Bonfol (proche de Porrentruy) JU

Le fonds céramique dans CERAMICA CH

Ursule Babey 2019

La petite localité de Bonfol, située aux confins du territoire helvétique, à la frontière entre le canton du Jura et de l’Alsace (F), est connue essentiellement grâce à la qualité exceptionnelle de son argile. Elle a une longue tradition potière artisanale et semi-artisanale. Les mentions les plus anciennes de son utilisation pour la réalisation de produits céramiques sont issues des comptes de la ville de Delémont, située non loin, et dont les autorités avaient commandé un poêle à catelles pour la maison de ville le 15 août 1544 à Küna, fils d’Henri, de Bonfol. Pour l’instant, l’archéologie ne permet ni d’identifier des poêles de Bonfol, ni de remonter avant l’extrême fin du 17e siècle, lorsque les potiers de Bonfol fournissaient la verrerie forestière de Court (BE, 1699-1714) en pots de recuit pour la gobeleterie. D’autres fouilles menées dans le cadre d’autoroute A16-Transjurane, notamment celles de Porrentruy-Grand’Fin et de Rebeuvelier-La Verrerie, ont permis d’identifier le vaisselier d’usage des 18e et 19e siècles provenant de Bonfol, analyses céramologiques à l’appui. Le succès de cette poterie est dû à deux facteurs : tout d’abord un hasard géologique qui a produit une argile naturellement réfractaire, ensuite une situation géo-politique favorable à son exploitation.

Particularité géologique et contraintes techniques qui en découlent

Les matières premières exploitées, appelées « argiles bigarrées de Bonfol », sont des argiles d’origine fluviatile de la fin du Tertiaire qui se présentent sous la forme de petits gisements lenticulaires. La quasi absence de chaux dans leur composition constitue un élément qui favorise la résistance au feu. La terre de Bonfol ne requiert pas de traitement complexe. Elle était mise en œuvre pratiquement telle qu’à la sortie de la carrière, après un temps de pourrissement à l’air libre et un simple épurement par élimination à la main des inclusions non désirées visibles à l’œil nu (bois, feuilles, cailloux), un travail effectué par le potier juste avant la mise en forme, sans adjonction d’aucune sorte. Aucun gisement d’argile comparable n’est connu sur le territoire actuel de la Suisse.

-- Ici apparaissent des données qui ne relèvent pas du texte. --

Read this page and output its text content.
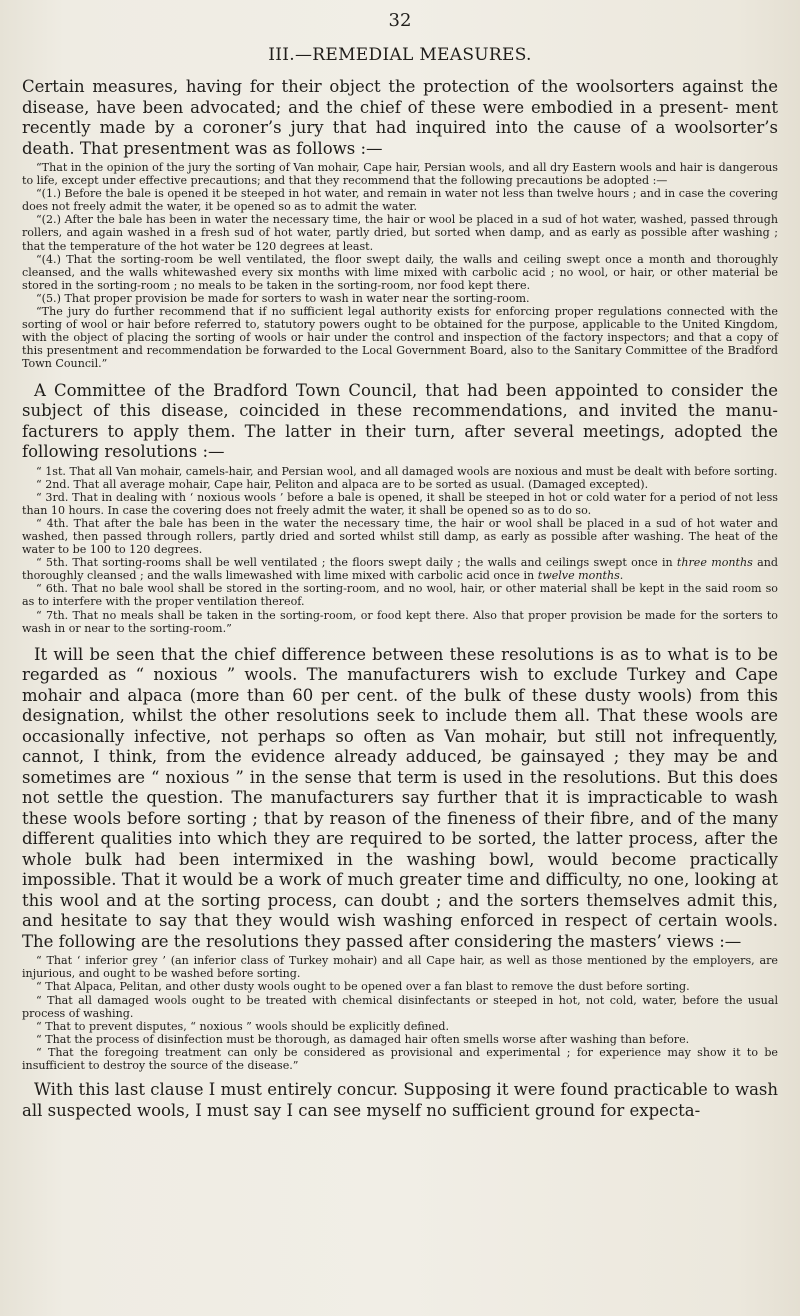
32
III.—REMEDIAL MEASURES.

Certain measures, having for their object the protection of the woolsorters against the disease, have been advocated; and the chief of these were embodied in a present- ment recently made by a coroner’s jury that had inquired into the cause of a woolsorter’s death. That presentment was as follows :—

“That in the opinion of the jury the sorting of Van mohair, Cape hair, Persian wools, and all dry Eastern wools and hair is dangerous to life, except under effective precautions; and that they recommend that the following precautions be adopted :—

“(1.) Before the bale is opened it be steeped in hot water, and remain in water not less than twelve hours ; and in case the covering does not freely admit the water, it be opened so as to admit the water.

“(2.) After the bale has been in water the necessary time, the hair or wool be placed in a sud of hot water, washed, passed through rollers, and again washed in a fresh sud of hot water, partly dried, but sorted when damp, and as early as possible after washing ; that the temperature of the hot water be 120 degrees at least.

“(4.) That the sorting-room be well ventilated, the floor swept daily, the walls and ceiling swept once a month and thoroughly cleansed, and the walls whitewashed every six months with lime mixed with carbolic acid ; no wool, or hair, or other material be stored in the sorting-room ; no meals to be taken in the sorting-room, nor food kept there.

“(5.) That proper provision be made for sorters to wash in water near the sorting-room.

“The jury do further recommend that if no sufficient legal authority exists for enforcing proper regulations connected with the sorting of wool or hair before referred to, statutory powers ought to be obtained for the purpose, applicable to the United Kingdom, with the object of placing the sorting of wools or hair under the control and inspection of the factory inspectors; and that a copy of this presentment and recommendation be forwarded to the Local Government Board, also to the Sanitary Committee of the Bradford Town Council.”

A Committee of the Bradford Town Council, that had been appointed to consider the subject of this disease, coincided in these recommendations, and invited the manu- facturers to apply them. The latter in their turn, after several meetings, adopted the following resolutions :—

“ 1st. That all Van mohair, camels-hair, and Persian wool, and all damaged wools are noxious and must be dealt with before sorting.

“ 2nd. That all average mohair, Cape hair, Peliton and alpaca are to be sorted as usual. (Damaged excepted).

“ 3rd. That in dealing with ‘ noxious wools ’ before a bale is opened, it shall be steeped in hot or cold water for a period of not less than 10 hours. In case the covering does not freely admit the water, it shall be opened so as to do so.

“ 4th. That after the bale has been in the water the necessary time, the hair or wool shall be placed in a sud of hot water and washed, then passed through rollers, partly dried and sorted whilst still damp, as early as possible after washing. The heat of the water to be 100 to 120 degrees.

“ 5th. That sorting-rooms shall be well ventilated ; the floors swept daily ; the walls and ceilings swept once in three months and thoroughly cleansed ; and the walls limewashed with lime mixed with carbolic acid once in twelve months.

“ 6th. That no bale wool shall be stored in the sorting-room, and no wool, hair, or other material shall be kept in the said room so as to interfere with the proper ventilation thereof.

“ 7th. That no meals shall be taken in the sorting-room, or food kept there. Also that proper provision be made for the sorters to wash in or near to the sorting-room.”

It will be seen that the chief difference between these resolutions is as to what is to be regarded as “ noxious ” wools. The manufacturers wish to exclude Turkey and Cape mohair and alpaca (more than 60 per cent. of the bulk of these dusty wools) from this designation, whilst the other resolutions seek to include them all. That these wools are occasionally infective, not perhaps so often as Van mohair, but still not infrequently, cannot, I think, from the evidence already adduced, be gainsayed ; they may be and sometimes are “ noxious ” in the sense that term is used in the resolutions. But this does not settle the question. The manufacturers say further that it is impracticable to wash these wools before sorting ; that by reason of the fineness of their fibre, and of the many different qualities into which they are required to be sorted, the latter process, after the whole bulk had been intermixed in the washing bowl, would become practically impossible. That it would be a work of much greater time and difficulty, no one, looking at this wool and at the sorting process, can doubt ; and the sorters themselves admit this, and hesitate to say that they would wish washing enforced in respect of certain wools. The following are the resolutions they passed after considering the masters’ views :—

“ That ‘ inferior grey ’ (an inferior class of Turkey mohair) and all Cape hair, as well as those mentioned by the employers, are injurious, and ought to be washed before sorting.

“ That Alpaca, Pelitan, and other dusty wools ought to be opened over a fan blast to remove the dust before sorting.

“ That all damaged wools ought to be treated with chemical disinfectants or steeped in hot, not cold, water, before the usual process of washing.

“ That to prevent disputes, “ noxious ” wools should be explicitly defined.

“ That the process of disinfection must be thorough, as damaged hair often smells worse after washing than before.

“ That the foregoing treatment can only be considered as provisional and experimental ; for experience may show it to be insufficient to destroy the source of the disease.”

With this last clause I must entirely concur. Supposing it were found practicable to wash all suspected wools, I must say I can see myself no sufficient ground for expecta-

Bien que positive dans sa dimension réfractaire, l’absence d’oxyde de calcium se révèle également négative, car elle diminue l’adhérence de la glaçure, ce qui a contraint les potiers à n’utiliser – pendant toute la période ancienne – qu’une glaçure transparente à base de plomb, facilement reconnaissable à sa teinte jaunâtre. Non seulement sa préparation dans des moulins manuels créait un risque sanitaire pour les artisans, mais de plus, son utilisation posait également des dangers aux consommateurs. En effet, la caractéristique des glaçures de ce type est son peu de résistance aux acides, ce qui la rend soluble au contact des aliments et les boissons.

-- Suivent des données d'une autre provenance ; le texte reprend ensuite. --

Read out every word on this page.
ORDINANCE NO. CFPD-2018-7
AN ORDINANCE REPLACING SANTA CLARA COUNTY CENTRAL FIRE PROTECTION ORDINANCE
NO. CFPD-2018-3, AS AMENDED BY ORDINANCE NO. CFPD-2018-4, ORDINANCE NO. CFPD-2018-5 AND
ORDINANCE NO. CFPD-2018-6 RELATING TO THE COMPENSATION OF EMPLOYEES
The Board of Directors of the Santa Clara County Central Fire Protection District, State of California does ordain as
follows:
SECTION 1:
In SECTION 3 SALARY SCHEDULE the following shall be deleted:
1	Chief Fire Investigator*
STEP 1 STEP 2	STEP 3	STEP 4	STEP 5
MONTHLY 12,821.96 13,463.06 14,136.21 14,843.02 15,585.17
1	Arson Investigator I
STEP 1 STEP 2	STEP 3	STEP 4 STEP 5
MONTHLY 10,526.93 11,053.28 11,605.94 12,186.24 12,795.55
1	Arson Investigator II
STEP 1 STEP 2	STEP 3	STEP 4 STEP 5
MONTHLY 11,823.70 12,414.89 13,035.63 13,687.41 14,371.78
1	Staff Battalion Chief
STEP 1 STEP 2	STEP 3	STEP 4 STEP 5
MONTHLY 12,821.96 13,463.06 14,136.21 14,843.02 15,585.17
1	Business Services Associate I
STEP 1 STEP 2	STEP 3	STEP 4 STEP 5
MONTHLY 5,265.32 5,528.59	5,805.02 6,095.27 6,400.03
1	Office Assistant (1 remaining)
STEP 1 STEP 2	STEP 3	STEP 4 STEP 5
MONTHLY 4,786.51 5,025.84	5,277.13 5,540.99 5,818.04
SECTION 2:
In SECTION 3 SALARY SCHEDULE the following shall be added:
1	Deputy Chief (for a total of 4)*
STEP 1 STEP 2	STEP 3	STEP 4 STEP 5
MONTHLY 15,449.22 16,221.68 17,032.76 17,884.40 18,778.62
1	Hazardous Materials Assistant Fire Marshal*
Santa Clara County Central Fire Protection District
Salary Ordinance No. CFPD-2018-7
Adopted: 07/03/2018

Jusqu’au 20e siècle avancé, la cuisson de la production s’effectuait dans de grands fours à tirage vertical à une seule chambre avec du combustible bois. La pression sur le couvert forestier était telle que de nombreux chefs d’atelier ont reçu des amendes pour délits forestiers (vols) qui ont mis en péril leur fragile équilibre économique. Afin de limiter au maximum ce problème en réduisant la consommation de bois, les potiers ont cuit leur production en une seule fois (monocuisson), une solution adaptée à ce type de céramique.

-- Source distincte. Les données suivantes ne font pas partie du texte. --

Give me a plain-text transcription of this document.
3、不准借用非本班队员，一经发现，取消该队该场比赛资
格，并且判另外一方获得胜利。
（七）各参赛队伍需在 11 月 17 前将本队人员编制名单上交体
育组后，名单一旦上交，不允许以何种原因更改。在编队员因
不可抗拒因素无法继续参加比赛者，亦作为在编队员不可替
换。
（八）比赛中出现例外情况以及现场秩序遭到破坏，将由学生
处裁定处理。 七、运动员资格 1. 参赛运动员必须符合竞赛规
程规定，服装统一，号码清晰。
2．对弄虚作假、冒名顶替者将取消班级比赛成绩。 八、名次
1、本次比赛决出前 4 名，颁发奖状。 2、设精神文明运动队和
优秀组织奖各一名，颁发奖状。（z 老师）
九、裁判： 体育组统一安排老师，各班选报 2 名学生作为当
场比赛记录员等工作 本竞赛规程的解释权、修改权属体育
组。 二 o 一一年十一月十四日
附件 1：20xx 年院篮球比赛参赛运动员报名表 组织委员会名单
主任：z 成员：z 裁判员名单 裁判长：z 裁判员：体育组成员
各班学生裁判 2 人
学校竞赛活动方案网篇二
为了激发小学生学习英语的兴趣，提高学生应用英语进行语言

La présence d’argile en abondance n’est qu’une condition de la possibilité de fabriquer de la céramique. Encore faut-il en effet avoir accès à cette ressource. Sous l’Ancien Régime, l’argile fait partie des mines. Tout comme le minerai de fer ou la pierre de taille, elle constitue un bien appartenant au prince-évêque de Bâle. Toutefois, afin de favoriser le travail plutôt que l’oisiveté, ce dernier laisse le libre accès à la terre, sans qu’aucune redevance n’apparaisse dans les compte de la seigneurie, à la seule condition de barrer les creux afin d’éviter que le bétail ne s’y rompe les os, et de les reboucher à la fin de l’exploitation.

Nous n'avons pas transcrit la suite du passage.